Hal ini mengingat pola masyarakat yang sudah telanjur nyaman dengan penggunaan kompor elpiji, karena proses memasak yang lebih cepat.
“Budaya masyarakat menggunakan kompor listrik sepertinya butuh waktu lebih lama untuk diubah. Jangankan orang miskin, kelompok menengah atas sebenarnya sudah lama mengenal kompor listrik.

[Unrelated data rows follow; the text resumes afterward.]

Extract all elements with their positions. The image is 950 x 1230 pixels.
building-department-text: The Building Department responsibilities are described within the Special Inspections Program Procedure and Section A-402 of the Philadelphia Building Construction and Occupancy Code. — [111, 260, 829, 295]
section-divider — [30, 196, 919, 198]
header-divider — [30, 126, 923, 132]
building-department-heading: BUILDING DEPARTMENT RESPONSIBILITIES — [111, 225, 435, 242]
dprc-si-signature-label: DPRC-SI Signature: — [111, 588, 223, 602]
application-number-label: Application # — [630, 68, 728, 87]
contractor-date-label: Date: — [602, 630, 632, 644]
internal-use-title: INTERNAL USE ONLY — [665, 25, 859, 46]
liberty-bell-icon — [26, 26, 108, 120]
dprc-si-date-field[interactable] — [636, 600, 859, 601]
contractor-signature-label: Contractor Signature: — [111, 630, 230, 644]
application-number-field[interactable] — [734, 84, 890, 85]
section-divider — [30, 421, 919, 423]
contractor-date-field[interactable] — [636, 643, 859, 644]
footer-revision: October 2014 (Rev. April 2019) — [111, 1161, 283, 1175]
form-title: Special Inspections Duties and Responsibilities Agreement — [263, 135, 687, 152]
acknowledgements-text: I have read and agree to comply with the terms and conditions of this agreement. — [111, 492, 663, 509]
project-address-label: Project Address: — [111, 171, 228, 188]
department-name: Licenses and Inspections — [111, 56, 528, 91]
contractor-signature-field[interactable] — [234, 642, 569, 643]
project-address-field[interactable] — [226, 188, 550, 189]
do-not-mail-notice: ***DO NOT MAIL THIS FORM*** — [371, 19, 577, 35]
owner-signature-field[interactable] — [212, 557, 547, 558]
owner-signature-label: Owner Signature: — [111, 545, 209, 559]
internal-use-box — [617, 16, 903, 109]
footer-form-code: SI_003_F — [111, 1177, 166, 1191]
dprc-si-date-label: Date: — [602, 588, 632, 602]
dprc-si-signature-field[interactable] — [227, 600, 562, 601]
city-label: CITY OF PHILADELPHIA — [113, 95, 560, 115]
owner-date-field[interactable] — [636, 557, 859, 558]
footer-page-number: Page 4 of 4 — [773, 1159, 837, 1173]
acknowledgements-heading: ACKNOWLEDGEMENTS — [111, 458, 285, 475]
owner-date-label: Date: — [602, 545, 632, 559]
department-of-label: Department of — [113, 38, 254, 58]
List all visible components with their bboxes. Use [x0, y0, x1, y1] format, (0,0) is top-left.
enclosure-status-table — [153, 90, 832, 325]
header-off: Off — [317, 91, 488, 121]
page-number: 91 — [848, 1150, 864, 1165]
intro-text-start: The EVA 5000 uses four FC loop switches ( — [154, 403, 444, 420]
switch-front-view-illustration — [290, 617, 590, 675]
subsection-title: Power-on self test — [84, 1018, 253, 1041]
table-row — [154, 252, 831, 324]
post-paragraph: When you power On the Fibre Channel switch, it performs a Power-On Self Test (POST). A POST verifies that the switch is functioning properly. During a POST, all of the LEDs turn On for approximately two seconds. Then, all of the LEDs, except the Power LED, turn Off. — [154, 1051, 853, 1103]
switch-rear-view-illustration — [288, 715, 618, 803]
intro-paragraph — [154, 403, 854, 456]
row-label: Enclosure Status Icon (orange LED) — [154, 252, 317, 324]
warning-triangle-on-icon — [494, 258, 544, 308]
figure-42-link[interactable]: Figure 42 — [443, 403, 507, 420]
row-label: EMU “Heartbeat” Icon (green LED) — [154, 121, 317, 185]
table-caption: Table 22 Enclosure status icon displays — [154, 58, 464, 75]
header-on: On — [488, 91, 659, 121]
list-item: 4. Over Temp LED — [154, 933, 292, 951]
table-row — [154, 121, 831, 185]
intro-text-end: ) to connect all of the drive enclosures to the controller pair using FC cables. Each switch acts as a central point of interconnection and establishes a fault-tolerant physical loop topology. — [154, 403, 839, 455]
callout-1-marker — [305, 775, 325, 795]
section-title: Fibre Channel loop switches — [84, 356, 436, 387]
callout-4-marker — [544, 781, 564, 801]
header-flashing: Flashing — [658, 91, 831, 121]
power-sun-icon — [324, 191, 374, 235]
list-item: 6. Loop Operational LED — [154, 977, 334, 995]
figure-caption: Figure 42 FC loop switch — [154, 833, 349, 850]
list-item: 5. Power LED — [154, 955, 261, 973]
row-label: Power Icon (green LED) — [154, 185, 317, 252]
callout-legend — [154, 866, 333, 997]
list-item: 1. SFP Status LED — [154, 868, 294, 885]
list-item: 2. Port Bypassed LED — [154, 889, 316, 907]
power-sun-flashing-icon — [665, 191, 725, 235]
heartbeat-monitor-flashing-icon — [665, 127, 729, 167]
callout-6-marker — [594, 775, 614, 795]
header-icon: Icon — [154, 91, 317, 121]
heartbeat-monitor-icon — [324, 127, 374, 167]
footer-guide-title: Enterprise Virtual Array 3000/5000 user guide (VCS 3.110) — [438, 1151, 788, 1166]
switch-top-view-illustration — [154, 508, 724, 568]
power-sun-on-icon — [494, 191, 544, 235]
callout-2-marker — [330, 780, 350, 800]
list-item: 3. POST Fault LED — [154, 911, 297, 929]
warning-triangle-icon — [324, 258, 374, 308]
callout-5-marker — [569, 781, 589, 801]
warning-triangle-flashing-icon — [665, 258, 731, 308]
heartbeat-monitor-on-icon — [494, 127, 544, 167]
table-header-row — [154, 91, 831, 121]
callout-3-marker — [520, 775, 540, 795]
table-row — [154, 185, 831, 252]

Tapi mereka nyaman pakai Elpiji karena proses memasak lebih cepat,” kata Bhima yang dikutip dari Kompas.com.
Bhima mengungkapkan, ada beberapa hal yang menjadi pertimbangan penting, jika pemerintah ingin melakukan konversi kompor elpiji ke kompor listrik.
Pertama, dalam hal daya listrik di mana pemerintah harus benar-benar memastikan hal ini tidak membebani masyarakat.
Pasalnya, masyarakat berpikir bahwa konversi kompor elpiji ke kompor listrik akan meningkatkan daya listrik, dan berpotensi meningkatkan biaya listrik. Sehingga otomatis akan menambah pengeluaran masyarakat.
“Daya listrik yang dibutuhkan untuk kompor listrik relatif besar, semntara kelompok 450 VA adalah golongan pemakai elpiji subsidi terbanyak sehingga kurang cocok. Kalau dinaikkan daya listriknya maka beban tagihan listrik akan naik dan merugikan orang miskin,” ungkap dia.
Kedua, Bhima menilai pemerintah tidak mungkin memberikan kompor listrik beserta dengan alat masaknya secara gratis mengingat biaya yang cukup besar.
Ketiga, saat pemerintah ingin mengurangi ketergantungan pada bahan bakar fosil, justru pemerintah dominan menggunakan batu bara dan BBM pada pembangkit listrik di hulu.
“Jadi sama saja konsumsi listrik naik maka PLTU yang butuh batubara semakin tinggi. Beban hanya pindah dari penghematan di hilir jadi kenaikan pembelian batu bara dan BBM impor di hulu pembangkit,” ujar dia.
Untuk diketahui, kompor induksi yang diberikan pemerintah rencananya terdiri dari dua tungku.
Masing-masing tungku membutuhkan daya 800 watt. Jadi untuk satu kompor induksi memerlukan daya sebesar 1600 watt, karenanya daya listrik pelanggan sasaran program ini akan dinaikan dari 450 VA atau 900 VA menjadi 2200 VA.